I termini del potere inibitorio puro

Il Tar Milano ha respinto anche il motivo del ricorso secondo cui il provvedimento impugnato sarebbe stato illegittimo in quanto intervenuto oltre il termine di trenta giorni da quello di presentazione della Scia, senza che fosse stata in precedenza effettuata alcuna comparazione di interessi e senza esplicitazione delle superiori ragioni di interesse pubblico che hanno indotto l’Amministrazione ad esercitare il potere di autotutela.

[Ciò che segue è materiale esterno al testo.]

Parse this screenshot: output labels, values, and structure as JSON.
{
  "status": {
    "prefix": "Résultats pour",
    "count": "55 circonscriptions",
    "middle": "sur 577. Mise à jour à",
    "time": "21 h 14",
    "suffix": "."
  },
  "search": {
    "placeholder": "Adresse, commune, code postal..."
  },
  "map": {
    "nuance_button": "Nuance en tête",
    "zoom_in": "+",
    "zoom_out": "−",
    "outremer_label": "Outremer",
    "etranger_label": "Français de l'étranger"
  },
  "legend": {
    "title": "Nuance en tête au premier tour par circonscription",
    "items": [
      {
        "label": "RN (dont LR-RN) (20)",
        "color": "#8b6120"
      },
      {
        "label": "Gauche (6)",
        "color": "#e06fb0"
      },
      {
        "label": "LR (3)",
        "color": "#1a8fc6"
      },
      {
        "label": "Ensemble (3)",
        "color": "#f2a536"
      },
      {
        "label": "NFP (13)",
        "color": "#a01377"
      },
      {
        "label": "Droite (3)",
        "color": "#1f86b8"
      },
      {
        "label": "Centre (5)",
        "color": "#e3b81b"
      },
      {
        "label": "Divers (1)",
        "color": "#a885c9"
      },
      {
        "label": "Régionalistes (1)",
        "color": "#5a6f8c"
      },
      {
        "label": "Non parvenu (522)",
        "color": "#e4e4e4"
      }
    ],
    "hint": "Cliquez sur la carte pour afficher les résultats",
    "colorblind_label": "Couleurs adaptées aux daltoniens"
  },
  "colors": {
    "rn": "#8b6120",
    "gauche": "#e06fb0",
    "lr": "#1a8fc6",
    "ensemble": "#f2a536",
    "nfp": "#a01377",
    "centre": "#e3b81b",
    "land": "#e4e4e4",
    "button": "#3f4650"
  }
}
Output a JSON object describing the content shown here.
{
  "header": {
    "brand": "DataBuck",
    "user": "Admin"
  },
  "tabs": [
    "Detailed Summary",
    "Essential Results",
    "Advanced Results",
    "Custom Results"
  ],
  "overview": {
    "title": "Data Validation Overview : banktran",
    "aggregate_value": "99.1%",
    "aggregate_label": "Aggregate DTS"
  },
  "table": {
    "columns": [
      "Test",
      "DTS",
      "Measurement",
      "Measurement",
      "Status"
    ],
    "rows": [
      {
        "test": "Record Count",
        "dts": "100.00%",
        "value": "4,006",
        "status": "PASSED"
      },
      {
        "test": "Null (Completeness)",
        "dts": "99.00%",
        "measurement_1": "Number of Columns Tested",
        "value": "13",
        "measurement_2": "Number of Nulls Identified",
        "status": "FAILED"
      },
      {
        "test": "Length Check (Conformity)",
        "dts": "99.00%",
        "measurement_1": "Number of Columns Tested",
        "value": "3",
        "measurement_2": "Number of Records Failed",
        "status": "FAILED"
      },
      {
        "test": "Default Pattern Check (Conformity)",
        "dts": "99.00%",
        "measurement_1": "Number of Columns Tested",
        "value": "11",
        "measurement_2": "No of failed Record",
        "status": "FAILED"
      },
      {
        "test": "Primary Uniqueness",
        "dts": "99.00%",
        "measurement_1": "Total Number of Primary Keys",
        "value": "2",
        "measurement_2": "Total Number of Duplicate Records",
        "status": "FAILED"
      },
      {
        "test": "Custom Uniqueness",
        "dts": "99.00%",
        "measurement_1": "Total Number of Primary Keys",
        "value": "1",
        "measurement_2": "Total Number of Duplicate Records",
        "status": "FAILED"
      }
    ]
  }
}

Vero che in base all’art. 19, comma 6-bis, della legge n. 241 del 1990, l’amministrazione, per esercitare il potere inibitorio puro nei casi di Scia in materia edilizia, ha un termine di trenta giorni, decorso il quale può ancora intervenire, ma solo ove ricorrano le condizioni previste per l’esercizio del potere di autotutela. Tuttavia la giurisprudenza ha chiarito che, quando il titolo abilitativo si forma a seguito di una falsa rappresentazione del privato e non vi è quindi alcun affidamento da tutelare, non solo è ammesso il superamento del termine massimo per l’esercizio del potere di autotutela, ma neppure è necessario procedere alla comparazione di interessi, posto che l’interesse pubblico alla rimozione dell’atto è, in questi casi, sostanzialmente in re ipsa, non potendosi tollerare il mantenimento di un atto illegittimo determinato dal contegno scorretto del privato.

Nel caso in esame, la società, quando ha presentato la Scia, era consapevole del fatto che lo stato di fatto legittimo dichiarato dal progettista non era in realtà tale. Non vi era quindi alcun affidamento da tutelare e non era perciò necessario che l’amministrazione, nell’esercizio del potere inibitorio, effettuasse una comparazione di interessi.